The CSI 300 Index fell 1.4 percent to 2,373.72 yesterday, while the Hang Seng China Enterprises Index (HSCEI) dropped 0.1 percent. The Bloomberg China-US Equity Index retreated 0.7 percent in New York yesterday. The Shanghai index trades at 8.5 times projected profits for the next 12 months, lower than the seven-year average of 15.4.
The preliminary reading of a manufacturing purchasing managers’ index from HSBC Holdings Plc and Markit Economics released Oct. 24 was a higher-than-estimated 50.9. The final figure will be released at 9:45 a.m. local time today.

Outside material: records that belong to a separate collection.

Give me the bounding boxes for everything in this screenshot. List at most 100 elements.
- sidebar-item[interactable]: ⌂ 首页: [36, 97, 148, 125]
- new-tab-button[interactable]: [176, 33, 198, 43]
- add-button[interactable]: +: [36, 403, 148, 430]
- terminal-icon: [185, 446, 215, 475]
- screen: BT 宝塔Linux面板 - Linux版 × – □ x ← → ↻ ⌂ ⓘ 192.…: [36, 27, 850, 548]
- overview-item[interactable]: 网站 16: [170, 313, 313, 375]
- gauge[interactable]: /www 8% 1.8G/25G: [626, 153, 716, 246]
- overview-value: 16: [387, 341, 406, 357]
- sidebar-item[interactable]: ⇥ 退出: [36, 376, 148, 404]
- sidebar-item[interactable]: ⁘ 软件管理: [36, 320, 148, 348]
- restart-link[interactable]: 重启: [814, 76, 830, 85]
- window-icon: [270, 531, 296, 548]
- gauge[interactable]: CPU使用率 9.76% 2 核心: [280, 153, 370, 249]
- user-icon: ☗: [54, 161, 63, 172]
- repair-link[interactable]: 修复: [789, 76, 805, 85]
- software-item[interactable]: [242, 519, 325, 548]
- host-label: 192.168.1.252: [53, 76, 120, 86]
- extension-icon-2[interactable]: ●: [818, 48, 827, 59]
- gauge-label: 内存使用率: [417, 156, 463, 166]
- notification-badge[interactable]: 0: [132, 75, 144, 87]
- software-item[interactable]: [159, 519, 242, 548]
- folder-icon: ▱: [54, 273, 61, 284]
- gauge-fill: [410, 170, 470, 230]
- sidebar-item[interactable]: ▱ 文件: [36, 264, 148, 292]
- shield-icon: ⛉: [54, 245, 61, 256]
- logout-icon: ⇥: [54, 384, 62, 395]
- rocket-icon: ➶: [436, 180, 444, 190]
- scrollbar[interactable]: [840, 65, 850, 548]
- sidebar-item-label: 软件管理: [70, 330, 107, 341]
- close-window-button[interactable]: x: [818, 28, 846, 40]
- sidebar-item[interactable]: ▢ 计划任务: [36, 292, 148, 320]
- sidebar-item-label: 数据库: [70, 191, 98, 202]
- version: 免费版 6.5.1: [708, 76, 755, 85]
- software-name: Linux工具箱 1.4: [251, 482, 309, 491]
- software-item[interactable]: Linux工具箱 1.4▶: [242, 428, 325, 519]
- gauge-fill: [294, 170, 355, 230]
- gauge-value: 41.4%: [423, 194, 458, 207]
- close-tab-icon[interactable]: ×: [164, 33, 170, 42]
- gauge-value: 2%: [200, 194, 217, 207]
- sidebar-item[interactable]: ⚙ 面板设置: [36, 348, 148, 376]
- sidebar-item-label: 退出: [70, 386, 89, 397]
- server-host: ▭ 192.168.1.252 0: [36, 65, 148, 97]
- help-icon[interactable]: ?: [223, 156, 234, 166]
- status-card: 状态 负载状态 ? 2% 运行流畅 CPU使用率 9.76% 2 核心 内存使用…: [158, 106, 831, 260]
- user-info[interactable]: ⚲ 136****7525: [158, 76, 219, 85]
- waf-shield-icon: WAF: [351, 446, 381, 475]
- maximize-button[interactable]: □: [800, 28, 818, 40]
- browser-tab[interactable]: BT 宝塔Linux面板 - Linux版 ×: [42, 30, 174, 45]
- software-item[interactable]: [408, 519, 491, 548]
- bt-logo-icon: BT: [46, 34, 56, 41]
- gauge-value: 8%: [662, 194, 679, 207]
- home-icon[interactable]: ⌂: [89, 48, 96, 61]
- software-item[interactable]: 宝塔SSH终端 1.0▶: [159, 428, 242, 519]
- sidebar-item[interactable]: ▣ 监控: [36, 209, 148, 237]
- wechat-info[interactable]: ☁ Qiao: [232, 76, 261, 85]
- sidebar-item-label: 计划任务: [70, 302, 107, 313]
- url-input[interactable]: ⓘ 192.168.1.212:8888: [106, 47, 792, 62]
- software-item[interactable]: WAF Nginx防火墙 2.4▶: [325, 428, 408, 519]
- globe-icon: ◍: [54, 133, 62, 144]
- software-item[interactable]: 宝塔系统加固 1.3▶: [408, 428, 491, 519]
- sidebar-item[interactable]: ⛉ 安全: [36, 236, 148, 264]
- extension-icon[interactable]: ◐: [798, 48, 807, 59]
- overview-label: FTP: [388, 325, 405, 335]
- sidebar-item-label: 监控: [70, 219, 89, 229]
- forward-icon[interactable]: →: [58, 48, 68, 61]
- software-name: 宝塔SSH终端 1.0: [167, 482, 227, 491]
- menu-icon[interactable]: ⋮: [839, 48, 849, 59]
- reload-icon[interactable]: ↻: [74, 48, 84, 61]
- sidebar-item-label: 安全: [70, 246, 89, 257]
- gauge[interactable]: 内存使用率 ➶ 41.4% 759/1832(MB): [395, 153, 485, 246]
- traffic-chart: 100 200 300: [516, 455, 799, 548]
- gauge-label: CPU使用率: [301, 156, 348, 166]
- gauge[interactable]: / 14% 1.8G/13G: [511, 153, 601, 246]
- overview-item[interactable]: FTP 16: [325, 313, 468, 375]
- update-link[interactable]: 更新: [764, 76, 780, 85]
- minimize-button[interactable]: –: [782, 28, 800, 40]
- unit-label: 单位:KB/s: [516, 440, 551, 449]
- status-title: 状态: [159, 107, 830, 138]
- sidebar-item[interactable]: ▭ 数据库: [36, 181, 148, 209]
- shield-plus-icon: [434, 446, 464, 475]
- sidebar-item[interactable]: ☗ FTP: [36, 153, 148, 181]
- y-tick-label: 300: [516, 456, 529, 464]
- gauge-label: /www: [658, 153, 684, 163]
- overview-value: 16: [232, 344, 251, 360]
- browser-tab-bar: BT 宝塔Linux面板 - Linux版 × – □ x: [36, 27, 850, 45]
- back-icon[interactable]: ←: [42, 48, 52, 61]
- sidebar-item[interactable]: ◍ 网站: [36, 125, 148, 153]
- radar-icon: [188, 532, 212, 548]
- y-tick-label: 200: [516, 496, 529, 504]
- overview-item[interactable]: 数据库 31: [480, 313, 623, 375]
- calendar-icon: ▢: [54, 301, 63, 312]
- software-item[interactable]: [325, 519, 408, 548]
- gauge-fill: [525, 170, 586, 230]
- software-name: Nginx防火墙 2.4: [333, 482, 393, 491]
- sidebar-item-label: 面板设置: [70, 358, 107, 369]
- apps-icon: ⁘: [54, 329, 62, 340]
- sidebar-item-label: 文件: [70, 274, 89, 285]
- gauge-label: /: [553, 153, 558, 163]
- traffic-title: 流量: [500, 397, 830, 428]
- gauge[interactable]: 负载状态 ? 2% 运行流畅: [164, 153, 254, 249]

Top leaders of the ruling Communist Party gather next week to set a blueprint for social and economic policies to meet the Communist Party’s goal of doubling per capita income in the decade through 2020. Yu Zhengsheng, ranked fourth in the seven-strong ruling Politburo Standing Committee, said last week that the reforms will be “unprecedented and will promote profound changes in every area of the economy and society.”
China may issue guidelines to deepen reforms of state-owned companies after the meeting, China Securities Journal reported, citing unidentified people. The reforms would involve breaking up SOEs, especially large central government-administered companies, the report said, citing unidentified people. The plenum will run for four days through Nov. 12 in Beijing.
Credit Suisse expects anti-corruption investigations to slow down the decision-making process for SOEs, leading to fewer tendering activities in the near-term, analysts led by Horace Tse wrote in a report. China Oilfield has a dominant market share in its sector, they wrote.
PetroChina, the nation’s biggest oil company, was cut to market perform from outperform at Bernstein. Analysts Neil Beveridge and Lu Wang cited a slower-than-anticipated pace of implementation of gas price reforms for the downgrade.
China will cut gasoline and diesel prices by 75 yuan a metric ton starting from today, the National Development and Reform Commission said in a statement on its website.
58.Com Inc., a Craigslist-like Chinese online marketplace, jumped on its first day of trading in New York, while NQ Mobile Inc. rebounded for a third day to pare a monthly slump.